Democrats hammer House GOP over national sales tax proposal
Democrats have criticized a deal House Speaker Kevin McCarthy, R-CA, made with conservative hardliners to vote for a bill that would abolish the tax code and replace income taxes by a national sales tax of 30%.
McCarthy agreed to allow Rep. McCarthy agreed to give Rep. In exchange for a national sales tax of 30%, the bill would repeal the IRS, eliminate national income, payroll and corporate taxes, as well as abolishing the IRS. The legislation would also send “prebate” checks out to low-income families.
In the 1990s, conservative radio discussed the idea of replacing the IRS code by a sales tax. It is still being floated today but has never been voted on in either chamber.
In a Monday speech, President Joe Biden attacked this proposal. “National sales tax is a wonderful idea. He stated that it would increase taxes on the middle classes by taxing thousands more everyday items such as groceries and gas while lowering taxes for the wealthy.
Biden made a distinction on the legislation. Let me clarify: If any of these bills make it to mine, I will veto them. He said, “I will flat veto they.”
The proposal is being used by a growing number of Democrats as a political tool. Rep. Pramila Jayapal (D–WA), chairwoman of Congressional Progressive Caucus stated in a tweet that the plan “slashes taxes for rich Americans and places that burden on poor and working-class families.”

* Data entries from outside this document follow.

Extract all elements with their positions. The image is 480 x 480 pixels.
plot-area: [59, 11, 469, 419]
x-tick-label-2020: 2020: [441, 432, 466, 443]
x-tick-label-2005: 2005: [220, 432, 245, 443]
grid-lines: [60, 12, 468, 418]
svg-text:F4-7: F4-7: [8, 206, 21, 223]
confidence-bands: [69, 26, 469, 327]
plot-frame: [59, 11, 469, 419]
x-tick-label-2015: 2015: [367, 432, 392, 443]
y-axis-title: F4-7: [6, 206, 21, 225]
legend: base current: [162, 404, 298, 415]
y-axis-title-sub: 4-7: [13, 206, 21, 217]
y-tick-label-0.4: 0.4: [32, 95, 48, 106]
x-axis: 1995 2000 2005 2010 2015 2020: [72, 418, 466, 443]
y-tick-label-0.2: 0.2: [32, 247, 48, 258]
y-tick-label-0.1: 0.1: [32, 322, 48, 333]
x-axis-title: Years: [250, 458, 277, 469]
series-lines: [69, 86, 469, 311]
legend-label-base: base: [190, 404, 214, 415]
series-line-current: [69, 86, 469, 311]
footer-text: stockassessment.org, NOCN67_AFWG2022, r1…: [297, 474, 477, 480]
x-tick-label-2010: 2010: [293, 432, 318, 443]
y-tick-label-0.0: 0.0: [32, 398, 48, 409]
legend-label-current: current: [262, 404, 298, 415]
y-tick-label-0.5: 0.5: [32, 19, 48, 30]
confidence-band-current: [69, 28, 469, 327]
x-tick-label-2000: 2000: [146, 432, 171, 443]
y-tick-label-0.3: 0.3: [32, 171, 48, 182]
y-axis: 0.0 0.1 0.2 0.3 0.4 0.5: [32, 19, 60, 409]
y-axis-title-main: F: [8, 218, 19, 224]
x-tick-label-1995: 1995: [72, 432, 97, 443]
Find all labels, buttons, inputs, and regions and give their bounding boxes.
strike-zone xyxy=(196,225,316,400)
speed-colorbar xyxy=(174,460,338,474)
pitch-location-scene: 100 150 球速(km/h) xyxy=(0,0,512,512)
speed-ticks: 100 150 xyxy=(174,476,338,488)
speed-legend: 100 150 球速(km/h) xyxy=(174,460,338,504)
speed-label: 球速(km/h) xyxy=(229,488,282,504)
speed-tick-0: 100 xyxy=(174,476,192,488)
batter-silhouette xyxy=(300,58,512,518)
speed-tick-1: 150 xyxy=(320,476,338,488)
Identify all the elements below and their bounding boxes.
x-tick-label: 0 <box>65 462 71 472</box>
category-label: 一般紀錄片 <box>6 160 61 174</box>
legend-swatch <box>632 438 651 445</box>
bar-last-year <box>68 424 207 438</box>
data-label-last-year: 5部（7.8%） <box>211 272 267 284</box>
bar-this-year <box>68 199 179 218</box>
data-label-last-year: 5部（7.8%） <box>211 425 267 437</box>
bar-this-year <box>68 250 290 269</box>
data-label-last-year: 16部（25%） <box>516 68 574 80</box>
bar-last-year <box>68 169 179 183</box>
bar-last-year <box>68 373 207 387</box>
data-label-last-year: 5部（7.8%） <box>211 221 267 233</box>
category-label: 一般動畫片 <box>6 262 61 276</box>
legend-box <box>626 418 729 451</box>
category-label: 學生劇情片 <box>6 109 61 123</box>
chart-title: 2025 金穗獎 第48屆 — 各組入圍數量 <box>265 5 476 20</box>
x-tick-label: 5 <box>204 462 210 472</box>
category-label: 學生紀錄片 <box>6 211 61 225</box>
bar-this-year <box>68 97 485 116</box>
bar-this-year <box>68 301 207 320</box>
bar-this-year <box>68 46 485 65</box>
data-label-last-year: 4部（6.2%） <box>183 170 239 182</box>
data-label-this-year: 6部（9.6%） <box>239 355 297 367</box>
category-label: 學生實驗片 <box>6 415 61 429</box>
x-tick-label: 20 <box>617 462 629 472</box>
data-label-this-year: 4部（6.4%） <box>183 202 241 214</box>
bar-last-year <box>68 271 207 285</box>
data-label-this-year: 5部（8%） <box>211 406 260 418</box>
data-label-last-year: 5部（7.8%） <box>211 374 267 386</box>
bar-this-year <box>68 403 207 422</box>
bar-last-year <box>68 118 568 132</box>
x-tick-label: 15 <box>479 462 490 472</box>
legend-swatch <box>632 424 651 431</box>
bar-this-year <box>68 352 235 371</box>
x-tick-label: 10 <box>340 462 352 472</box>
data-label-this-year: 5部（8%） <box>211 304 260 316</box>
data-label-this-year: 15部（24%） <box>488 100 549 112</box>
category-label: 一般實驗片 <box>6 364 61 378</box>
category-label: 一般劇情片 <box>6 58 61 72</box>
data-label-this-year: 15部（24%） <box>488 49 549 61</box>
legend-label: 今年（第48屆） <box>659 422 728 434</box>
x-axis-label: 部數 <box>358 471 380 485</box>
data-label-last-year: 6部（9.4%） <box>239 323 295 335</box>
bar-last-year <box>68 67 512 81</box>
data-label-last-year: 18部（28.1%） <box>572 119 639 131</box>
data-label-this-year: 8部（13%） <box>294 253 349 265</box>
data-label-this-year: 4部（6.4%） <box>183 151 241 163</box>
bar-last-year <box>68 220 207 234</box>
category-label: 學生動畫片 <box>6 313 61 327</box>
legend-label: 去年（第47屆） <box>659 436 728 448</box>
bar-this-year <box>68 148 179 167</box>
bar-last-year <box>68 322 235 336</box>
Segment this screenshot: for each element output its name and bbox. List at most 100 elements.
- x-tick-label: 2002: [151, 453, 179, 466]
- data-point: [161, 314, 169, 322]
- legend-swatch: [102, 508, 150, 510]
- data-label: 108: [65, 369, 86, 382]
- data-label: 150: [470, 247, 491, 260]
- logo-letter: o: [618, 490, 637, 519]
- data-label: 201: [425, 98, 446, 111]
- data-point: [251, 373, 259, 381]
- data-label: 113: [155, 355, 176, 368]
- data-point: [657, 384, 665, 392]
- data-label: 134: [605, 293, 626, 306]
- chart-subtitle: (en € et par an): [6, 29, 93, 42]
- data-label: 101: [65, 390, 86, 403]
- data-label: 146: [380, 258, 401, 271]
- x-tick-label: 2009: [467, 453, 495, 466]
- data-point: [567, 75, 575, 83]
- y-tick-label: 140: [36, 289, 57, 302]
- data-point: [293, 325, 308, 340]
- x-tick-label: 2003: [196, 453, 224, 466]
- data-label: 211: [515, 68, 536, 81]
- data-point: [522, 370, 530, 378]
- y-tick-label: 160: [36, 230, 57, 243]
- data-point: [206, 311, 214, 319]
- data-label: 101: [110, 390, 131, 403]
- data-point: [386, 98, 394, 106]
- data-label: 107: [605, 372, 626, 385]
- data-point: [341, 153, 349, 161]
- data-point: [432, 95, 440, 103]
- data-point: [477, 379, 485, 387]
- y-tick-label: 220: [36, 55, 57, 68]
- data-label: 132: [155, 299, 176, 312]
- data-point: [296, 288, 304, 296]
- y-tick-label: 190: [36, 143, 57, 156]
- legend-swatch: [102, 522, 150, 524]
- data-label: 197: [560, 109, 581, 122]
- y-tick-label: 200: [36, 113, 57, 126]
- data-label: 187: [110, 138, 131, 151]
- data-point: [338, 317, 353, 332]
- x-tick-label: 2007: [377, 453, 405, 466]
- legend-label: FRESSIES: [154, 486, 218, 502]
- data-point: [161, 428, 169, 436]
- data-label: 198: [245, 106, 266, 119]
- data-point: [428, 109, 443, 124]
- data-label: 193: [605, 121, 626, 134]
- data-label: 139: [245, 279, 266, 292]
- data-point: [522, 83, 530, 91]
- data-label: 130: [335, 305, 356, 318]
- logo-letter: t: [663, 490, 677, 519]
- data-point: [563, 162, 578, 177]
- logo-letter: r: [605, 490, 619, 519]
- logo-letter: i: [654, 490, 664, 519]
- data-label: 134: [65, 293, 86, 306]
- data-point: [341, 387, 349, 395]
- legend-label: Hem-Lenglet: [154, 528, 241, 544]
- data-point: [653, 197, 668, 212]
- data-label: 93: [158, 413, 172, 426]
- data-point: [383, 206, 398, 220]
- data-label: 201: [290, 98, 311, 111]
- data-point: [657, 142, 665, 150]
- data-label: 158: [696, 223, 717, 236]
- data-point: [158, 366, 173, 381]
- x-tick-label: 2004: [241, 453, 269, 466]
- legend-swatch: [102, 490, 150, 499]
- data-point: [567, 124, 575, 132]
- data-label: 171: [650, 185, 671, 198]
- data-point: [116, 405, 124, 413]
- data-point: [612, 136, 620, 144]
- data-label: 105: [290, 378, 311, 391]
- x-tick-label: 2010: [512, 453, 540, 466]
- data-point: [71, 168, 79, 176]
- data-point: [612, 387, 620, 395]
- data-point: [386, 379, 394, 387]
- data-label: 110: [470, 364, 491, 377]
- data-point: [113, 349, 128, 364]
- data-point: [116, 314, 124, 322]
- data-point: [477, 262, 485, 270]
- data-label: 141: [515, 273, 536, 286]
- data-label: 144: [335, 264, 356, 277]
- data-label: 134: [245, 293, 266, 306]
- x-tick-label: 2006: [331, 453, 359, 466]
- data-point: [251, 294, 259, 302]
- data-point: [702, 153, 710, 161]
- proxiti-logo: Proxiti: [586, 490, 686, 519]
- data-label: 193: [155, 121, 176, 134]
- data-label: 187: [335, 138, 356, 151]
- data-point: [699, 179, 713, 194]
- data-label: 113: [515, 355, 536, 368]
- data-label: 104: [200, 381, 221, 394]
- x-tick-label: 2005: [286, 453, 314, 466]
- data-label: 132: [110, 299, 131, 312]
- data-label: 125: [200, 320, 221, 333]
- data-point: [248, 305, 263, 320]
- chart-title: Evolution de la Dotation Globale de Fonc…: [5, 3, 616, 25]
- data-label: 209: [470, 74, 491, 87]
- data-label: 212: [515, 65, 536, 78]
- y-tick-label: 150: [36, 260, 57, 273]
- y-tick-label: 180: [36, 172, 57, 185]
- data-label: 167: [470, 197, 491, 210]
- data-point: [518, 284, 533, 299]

Rep. Don Beyer (D.VA) also criticised the House speaker’s deal and called McCarthy corrupt. He tweeted, “They repeal taxes for billionaires while you pay 30% higher for gas, food, and so on.”
On Wednesday, Sen. Chris Murphy (D.CT) repeatedly attacked Republicans for the plan, writing on Twitter: “Inflation falling quickly.” It seems like the right time to push for a new 30% national sales tax.
The bill was signed by eleven co-signers, including Reps. Kat Cammack and Jeff Duncan (R–SC), Bob Good (R–VA), Andrew Clyde(R-GA), Scott Perry (R–PA), chairman of conservative House Freedom Caucus.
The legislation is supported by those who believe it to be a better system, as it doesn’t penalize those who make more money.